Box 9a-c. Other Capital Gains (Losses)

This section is all about long-term gains or losses you sustained this year. For a detailed breakdown of which gains qualify as short and long term, see this guide from the IRS.

Box 10. Net Section 1231 Gain (Loss)

Section 1231 transactions involve the sale or exchange of property, leaseholds, cattle and horses, timber, coal, or iron ore, and other property. For a detailed discussion of Section 1231 transactions, consult page nine of the Schedule K-1 guide from the IRS.

Box 11. Other Income (Loss)

If you have any other losses or income to report that doesn’t fall in the interest, ordinary dividends, royalties or capital gains category, report them here and attach a statement explaining what kind of income (or loss) you’re reporting. The instructions to Schedule K-1 offer a detailed breakdown of what you could report here.

Box 12. Section 179 Deduction

If you’re claiming the Section 179 deduction, report your share of that deduction here.

Box 13. Other Deductions

Here you’ll use the codes in the instructions to Schedule K-1 to report any other deductions you’re claiming, including cash contributions, noncash contributions, educational assistance benefits, pensions and IRAs, and any other deductions you want to report.

Box 14. Self-Employment Earnings (Loss)

Use this box to report any self-employment earnings (or losses).

Box 15. Credits

Here you’ll use the codes in the instructions to Schedule K-1 to report your share of any credits you’re claiming, including the low-income housing credit, the disabled access credit, the work opportunity credit, research activities credits, and any other credits.

Box 16. Schedule K-3

If you need to attach a Schedule K-3 to report international activity, check this box.

Box 17. Alternative Minimum Tax (AMT) Items

Enter any Alternative Minimum Tax (AMT) information that might be applicable to you here. (Read more about the AMT in the instructions to Form 1040.)

Box 18. Tax-Exempt Income and Nondeductible Expenses

If you made any tax-exempt income or made any nondeductible expenses, report them here.

Box 19. Distributions

Report any distributions you received in the form of cash, marketable securities, or property, or any distributions subject to section 737 here.

Box 20. Other Information

Report any other information here using the codes on page 2 of Schedule K-1 and the instructions to Schedule K-1.

Box 21. Foreign Taxes Paid or Accrued

Report any foreign taxes paid by partners over the reporting period.

When are K-1s due?

Businesses operating on the calendar year must file Form 1065 by March 15 (unless you file for a 6-month extension using Form 7004).

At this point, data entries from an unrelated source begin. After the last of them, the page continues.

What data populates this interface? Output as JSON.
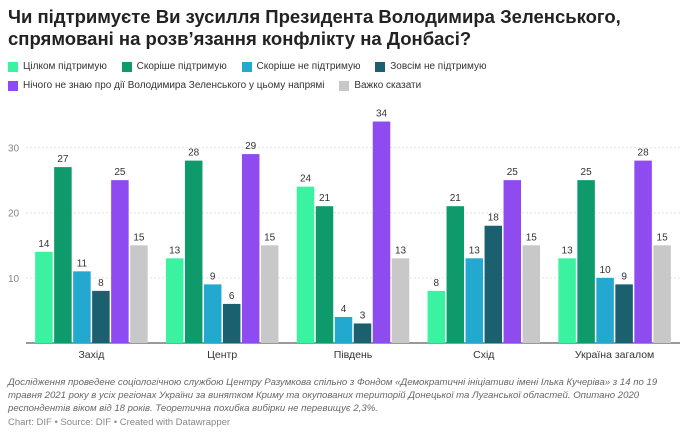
{
  "title": "Чи підтримуєте Ви зусилля Президента Володимира Зеленського, спрямовані на розв’язання конфлікту на Донбасі?",
  "colors": [
    "#3af2a0",
    "#0f9a6c",
    "#23a8cf",
    "#1b606f",
    "#8e4cf0",
    "#c8c8c8"
  ],
  "chart_data": {
    "type": "bar",
    "categories": [
      "Захід",
      "Центр",
      "Південь",
      "Схід",
      "Україна загалом"
    ],
    "series": [
      {
        "name": "Цілком підтримую",
        "values": [
          14,
          13,
          24,
          8,
          13
        ]
      },
      {
        "name": "Скоріше підтримую",
        "values": [
          27,
          28,
          21,
          21,
          25
        ]
      },
      {
        "name": "Скоріше не підтримую",
        "values": [
          11,
          9,
          4,
          13,
          10
        ]
      },
      {
        "name": "Зовсім не підтримую",
        "values": [
          8,
          6,
          3,
          18,
          9
        ]
      },
      {
        "name": "Нічого не знаю про дії Володимира Зеленського у цьому напрямі",
        "values": [
          25,
          29,
          34,
          25,
          28
        ]
      },
      {
        "name": "Важко сказати",
        "values": [
          15,
          15,
          13,
          15,
          15
        ]
      }
    ],
    "ylim": [
      0,
      35
    ],
    "yticks": [
      "10",
      "20",
      "30"
    ],
    "grid": true,
    "legend": "top"
  },
  "notes": "Дослідження проведене соціологічною службою Центру Разумкова спільно з Фондом «Демократичні ініціативи імені Ілька Кучеріва» з 14 по 19 травня 2021 року в усіх регіонах України за винятком Криму та окупованих територій Донецької та Луганської областей. Опитано 2020 респондентів віком від 18 років. Теоретична похибка вибірки не перевищує 2,3%.",
  "credit": "Chart: DIF • Source: DIF • Created with Datawrapper"
}
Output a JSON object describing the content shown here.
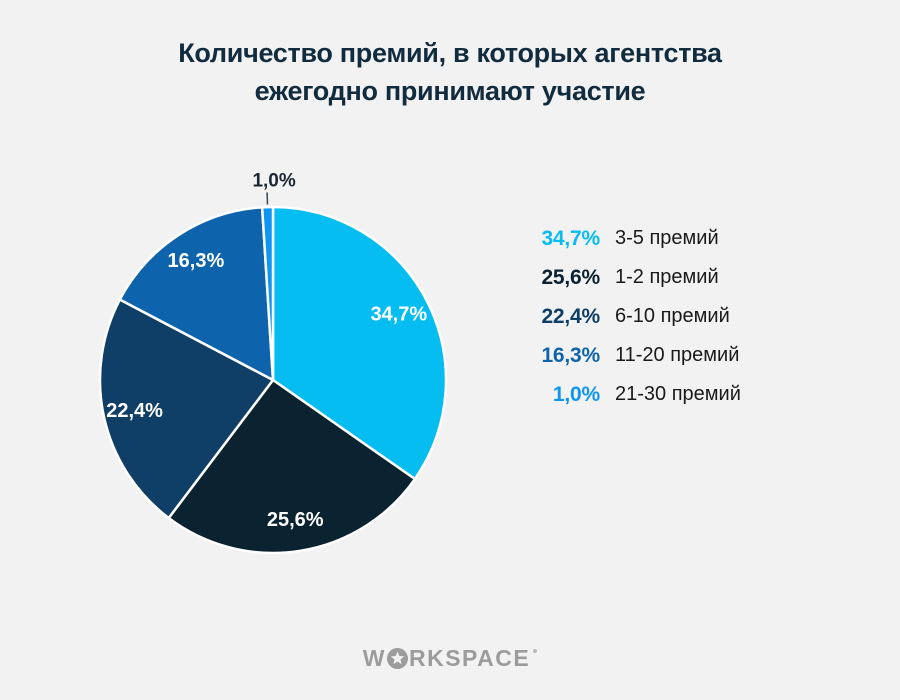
{
  "background_color": "#f2f2f2",
  "title": {
    "line1": "Количество премий, в которых агентства",
    "line2": "ежегодно принимают участие",
    "color": "#112b3f"
  },
  "chart_data": {
    "type": "pie",
    "title": "Количество премий, в которых агентства ежегодно принимают участие",
    "unit": "%",
    "direction": "clockwise",
    "start_angle_deg": 0,
    "separator_color": "#ffffff",
    "inside_label_color": "#ffffff",
    "outside_label_color": "#1b2733",
    "outside_tick_color": "#3a4652",
    "legend_position": "right",
    "legend_text_color": "#1a1a1a",
    "slices": [
      {
        "label": "3-5 премий",
        "value": 34.7,
        "display": "34,7%",
        "color": "#06bdf2"
      },
      {
        "label": "1-2 премий",
        "value": 25.6,
        "display": "25,6%",
        "color": "#0b2231"
      },
      {
        "label": "6-10 премий",
        "value": 22.4,
        "display": "22,4%",
        "color": "#0f3e66"
      },
      {
        "label": "11-20 премий",
        "value": 16.3,
        "display": "16,3%",
        "color": "#0e64ac"
      },
      {
        "label": "21-30 премий",
        "value": 1.0,
        "display": "1,0%",
        "color": "#0e96f2"
      }
    ]
  },
  "footer": {
    "brand": "WORKSPACE",
    "brand_part1": "W",
    "brand_part2": "RKSPACE",
    "color": "#9c9c9c",
    "star_icon": "star-in-circle"
  }
}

March 15 is also the deadline for partnerships to issue individual Schedule K-1s to each partner, which will give individual partners a little under a month to file their personal federal income tax returns on April 15. These deadlines move to the next business day if they fall on a weekend or holiday.

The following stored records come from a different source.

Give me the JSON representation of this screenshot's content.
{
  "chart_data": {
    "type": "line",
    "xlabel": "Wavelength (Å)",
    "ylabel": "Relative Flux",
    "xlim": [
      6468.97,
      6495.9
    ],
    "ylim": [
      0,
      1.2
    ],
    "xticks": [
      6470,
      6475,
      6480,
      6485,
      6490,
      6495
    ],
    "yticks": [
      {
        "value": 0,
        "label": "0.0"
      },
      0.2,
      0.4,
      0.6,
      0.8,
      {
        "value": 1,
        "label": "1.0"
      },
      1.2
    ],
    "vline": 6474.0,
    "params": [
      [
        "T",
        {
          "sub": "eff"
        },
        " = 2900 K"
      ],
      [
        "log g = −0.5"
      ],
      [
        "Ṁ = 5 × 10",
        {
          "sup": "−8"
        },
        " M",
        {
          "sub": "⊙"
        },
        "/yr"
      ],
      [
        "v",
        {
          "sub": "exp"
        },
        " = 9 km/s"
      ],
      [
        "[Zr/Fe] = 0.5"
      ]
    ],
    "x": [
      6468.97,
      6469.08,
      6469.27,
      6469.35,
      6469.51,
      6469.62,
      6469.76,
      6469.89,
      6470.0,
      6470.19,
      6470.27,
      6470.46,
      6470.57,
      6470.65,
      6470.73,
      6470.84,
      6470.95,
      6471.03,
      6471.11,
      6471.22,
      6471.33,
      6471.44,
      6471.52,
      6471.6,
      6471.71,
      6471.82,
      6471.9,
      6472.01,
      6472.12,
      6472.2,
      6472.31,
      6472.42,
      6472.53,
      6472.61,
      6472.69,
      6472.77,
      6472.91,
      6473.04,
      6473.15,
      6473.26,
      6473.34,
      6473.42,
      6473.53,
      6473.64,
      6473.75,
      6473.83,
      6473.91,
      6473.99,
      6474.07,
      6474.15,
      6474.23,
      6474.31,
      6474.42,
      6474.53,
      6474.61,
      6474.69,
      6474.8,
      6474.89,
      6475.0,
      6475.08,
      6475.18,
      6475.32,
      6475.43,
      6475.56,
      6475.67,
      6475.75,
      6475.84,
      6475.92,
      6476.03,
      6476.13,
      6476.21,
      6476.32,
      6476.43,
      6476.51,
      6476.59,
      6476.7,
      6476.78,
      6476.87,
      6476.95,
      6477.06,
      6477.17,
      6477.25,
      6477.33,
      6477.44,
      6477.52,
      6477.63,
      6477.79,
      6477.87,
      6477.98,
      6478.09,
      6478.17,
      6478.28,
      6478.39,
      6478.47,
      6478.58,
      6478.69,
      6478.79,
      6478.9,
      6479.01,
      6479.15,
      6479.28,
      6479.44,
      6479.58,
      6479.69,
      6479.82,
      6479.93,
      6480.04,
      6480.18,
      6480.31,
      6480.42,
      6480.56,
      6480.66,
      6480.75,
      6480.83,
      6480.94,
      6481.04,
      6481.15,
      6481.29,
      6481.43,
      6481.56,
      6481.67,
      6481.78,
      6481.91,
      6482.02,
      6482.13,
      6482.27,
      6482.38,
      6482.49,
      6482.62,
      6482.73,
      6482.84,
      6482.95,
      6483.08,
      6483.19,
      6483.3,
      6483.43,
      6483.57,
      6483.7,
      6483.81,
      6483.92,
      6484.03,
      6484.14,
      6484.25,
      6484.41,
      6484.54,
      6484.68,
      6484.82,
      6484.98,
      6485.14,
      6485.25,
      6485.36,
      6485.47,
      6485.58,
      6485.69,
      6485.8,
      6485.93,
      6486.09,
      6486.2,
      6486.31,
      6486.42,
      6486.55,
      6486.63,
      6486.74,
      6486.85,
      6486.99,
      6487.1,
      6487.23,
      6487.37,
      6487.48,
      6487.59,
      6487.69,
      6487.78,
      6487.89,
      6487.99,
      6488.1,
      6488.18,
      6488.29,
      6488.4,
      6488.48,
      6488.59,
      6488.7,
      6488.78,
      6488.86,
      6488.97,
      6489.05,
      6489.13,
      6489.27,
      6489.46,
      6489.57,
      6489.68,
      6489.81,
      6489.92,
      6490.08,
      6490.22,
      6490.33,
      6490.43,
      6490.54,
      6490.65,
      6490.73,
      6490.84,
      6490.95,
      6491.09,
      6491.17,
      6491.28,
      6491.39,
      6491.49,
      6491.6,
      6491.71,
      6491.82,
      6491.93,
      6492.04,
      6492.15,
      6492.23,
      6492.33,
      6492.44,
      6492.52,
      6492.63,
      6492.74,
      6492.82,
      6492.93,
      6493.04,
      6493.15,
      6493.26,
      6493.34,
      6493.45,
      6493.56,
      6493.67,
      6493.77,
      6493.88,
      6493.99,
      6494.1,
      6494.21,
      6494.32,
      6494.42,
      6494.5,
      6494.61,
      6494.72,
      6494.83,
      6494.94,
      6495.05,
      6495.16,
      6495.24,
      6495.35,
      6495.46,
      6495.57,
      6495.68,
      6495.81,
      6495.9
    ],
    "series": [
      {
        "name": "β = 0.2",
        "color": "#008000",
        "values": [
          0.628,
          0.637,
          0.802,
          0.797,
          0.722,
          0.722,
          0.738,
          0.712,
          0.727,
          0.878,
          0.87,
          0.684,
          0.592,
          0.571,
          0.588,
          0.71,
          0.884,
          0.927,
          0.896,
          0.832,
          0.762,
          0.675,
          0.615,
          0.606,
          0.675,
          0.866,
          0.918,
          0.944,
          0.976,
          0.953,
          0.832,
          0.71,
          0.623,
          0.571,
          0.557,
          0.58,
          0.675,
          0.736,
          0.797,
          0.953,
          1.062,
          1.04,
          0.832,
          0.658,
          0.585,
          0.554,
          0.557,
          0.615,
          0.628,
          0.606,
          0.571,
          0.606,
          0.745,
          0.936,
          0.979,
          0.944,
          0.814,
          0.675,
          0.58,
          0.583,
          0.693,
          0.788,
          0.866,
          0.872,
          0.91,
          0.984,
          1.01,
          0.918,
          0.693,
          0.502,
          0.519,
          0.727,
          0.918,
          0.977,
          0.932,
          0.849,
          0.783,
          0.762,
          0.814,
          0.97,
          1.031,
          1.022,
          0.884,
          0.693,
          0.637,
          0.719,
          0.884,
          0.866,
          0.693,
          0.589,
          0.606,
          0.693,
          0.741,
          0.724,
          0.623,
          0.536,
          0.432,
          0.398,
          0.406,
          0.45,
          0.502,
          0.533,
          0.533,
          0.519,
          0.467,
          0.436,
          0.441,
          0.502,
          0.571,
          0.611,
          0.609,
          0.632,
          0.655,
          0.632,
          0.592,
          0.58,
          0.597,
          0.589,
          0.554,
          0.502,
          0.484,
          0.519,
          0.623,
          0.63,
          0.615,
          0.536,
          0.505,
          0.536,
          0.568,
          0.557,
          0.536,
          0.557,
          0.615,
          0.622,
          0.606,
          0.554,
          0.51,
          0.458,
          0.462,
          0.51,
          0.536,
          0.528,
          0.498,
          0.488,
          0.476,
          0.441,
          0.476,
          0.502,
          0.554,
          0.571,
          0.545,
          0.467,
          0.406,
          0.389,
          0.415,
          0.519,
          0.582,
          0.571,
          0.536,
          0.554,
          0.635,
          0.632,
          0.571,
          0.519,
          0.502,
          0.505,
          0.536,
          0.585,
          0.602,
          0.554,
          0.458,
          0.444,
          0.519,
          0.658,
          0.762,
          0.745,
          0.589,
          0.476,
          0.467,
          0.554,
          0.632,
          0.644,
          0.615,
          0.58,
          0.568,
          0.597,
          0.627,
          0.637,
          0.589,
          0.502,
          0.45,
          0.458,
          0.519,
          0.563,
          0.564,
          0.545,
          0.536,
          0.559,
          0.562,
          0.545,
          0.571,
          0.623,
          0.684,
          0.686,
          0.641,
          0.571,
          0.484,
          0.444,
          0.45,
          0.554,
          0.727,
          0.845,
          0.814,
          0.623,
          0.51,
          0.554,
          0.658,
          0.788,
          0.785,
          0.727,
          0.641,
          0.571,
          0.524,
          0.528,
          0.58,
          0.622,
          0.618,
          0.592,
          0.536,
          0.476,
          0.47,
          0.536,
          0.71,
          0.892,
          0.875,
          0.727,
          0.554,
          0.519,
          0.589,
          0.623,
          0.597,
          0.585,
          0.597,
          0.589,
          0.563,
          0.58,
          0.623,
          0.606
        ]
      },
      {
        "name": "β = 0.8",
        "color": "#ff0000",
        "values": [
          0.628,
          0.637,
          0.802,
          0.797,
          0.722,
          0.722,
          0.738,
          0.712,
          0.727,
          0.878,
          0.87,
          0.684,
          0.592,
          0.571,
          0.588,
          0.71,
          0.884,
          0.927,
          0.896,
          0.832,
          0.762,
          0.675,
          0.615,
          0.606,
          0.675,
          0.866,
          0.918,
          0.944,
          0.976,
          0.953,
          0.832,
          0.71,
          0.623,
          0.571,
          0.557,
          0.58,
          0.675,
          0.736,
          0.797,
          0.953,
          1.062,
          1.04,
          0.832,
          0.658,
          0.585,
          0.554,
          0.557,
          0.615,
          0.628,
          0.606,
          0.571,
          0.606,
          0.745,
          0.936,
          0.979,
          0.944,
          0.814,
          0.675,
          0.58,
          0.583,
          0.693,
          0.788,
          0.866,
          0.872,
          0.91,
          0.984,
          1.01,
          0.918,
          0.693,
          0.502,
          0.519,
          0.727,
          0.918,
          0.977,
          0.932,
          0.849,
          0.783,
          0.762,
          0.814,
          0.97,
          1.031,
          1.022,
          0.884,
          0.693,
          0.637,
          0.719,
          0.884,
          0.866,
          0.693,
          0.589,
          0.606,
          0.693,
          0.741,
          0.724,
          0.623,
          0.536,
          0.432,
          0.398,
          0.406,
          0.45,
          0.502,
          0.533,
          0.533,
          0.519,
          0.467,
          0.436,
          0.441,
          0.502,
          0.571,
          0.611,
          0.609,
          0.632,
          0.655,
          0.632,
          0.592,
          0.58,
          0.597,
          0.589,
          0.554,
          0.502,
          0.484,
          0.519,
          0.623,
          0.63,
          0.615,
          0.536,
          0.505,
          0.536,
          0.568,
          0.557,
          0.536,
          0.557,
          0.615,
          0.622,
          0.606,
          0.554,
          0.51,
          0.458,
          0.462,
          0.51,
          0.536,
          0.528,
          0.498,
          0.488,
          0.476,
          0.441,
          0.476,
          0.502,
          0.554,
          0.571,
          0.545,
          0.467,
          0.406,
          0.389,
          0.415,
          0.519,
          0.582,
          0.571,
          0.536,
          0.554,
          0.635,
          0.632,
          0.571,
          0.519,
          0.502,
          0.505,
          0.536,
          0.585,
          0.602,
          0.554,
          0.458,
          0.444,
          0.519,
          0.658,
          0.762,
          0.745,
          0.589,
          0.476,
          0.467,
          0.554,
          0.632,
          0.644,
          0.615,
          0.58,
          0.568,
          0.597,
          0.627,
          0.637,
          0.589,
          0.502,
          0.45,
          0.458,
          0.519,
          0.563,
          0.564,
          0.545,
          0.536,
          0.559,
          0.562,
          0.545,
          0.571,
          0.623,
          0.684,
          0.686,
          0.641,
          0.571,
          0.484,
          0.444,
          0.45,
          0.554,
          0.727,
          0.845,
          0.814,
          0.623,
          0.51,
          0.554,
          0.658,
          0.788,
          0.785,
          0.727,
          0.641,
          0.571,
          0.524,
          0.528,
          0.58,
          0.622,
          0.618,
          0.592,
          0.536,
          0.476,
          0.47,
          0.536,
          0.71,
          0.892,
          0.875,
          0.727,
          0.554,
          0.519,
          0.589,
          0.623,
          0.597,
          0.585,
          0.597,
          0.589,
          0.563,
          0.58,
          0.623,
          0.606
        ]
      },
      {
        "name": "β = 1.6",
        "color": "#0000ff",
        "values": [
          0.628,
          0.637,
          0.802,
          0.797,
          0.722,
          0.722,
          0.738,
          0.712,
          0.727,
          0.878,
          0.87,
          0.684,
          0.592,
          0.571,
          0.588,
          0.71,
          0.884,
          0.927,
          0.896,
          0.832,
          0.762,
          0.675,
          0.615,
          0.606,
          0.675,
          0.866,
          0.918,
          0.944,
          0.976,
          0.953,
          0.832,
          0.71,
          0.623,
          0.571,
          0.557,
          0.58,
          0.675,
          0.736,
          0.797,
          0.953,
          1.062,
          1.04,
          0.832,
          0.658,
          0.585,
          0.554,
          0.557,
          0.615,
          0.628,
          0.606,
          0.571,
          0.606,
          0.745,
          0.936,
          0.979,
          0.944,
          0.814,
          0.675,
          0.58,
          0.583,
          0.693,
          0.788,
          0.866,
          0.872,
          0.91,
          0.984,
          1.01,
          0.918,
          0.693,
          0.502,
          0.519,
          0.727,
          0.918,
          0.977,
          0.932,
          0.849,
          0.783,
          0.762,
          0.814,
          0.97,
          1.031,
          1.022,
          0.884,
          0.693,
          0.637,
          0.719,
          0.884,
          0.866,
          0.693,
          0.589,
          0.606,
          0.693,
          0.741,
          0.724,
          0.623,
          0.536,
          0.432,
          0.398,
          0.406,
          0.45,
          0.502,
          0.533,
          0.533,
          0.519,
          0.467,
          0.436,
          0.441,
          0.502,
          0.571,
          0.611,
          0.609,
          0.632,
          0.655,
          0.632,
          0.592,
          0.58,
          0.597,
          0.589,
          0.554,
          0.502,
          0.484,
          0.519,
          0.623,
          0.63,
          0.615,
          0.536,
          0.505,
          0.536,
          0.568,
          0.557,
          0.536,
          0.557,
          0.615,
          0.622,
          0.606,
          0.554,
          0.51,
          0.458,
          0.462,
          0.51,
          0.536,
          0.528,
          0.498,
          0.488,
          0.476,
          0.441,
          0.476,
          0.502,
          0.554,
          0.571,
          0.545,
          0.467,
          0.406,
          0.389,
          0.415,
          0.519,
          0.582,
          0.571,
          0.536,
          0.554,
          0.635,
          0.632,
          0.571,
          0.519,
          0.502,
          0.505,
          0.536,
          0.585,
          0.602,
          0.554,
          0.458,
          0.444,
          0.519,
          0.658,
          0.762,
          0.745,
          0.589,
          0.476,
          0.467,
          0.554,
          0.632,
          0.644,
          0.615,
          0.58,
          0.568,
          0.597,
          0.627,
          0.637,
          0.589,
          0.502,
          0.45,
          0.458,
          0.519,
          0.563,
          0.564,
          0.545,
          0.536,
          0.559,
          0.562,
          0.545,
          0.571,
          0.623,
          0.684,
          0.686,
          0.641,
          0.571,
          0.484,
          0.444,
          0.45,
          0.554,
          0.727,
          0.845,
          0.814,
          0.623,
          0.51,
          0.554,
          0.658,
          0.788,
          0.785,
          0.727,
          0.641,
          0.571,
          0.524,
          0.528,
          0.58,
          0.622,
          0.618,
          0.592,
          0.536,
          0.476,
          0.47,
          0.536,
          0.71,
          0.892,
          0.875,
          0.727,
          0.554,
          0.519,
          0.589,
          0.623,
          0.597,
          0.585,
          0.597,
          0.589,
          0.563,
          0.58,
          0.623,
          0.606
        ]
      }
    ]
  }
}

Businesses using a fiscal year must file the tax return and provide Schedule K-1 forms to partners no later than the fifteenth day of the third month after the end of the fiscal year. When the partners file their individual tax returns, they must use the Schedule K-1 from that year.

For example, if the partnership’s fiscal year ends on April 30, 2022, Schedule K-1s must be provided by July 15, 2022. Each partner will then use the information on the Schedule K-1 on their 2022 tax return, which is filed in 2023.

Calculating each partner’s share of each Schedule K-1 item can be complex and time-consuming. We highly recommend that you hire an expert to help you file to make sure you get it in on time.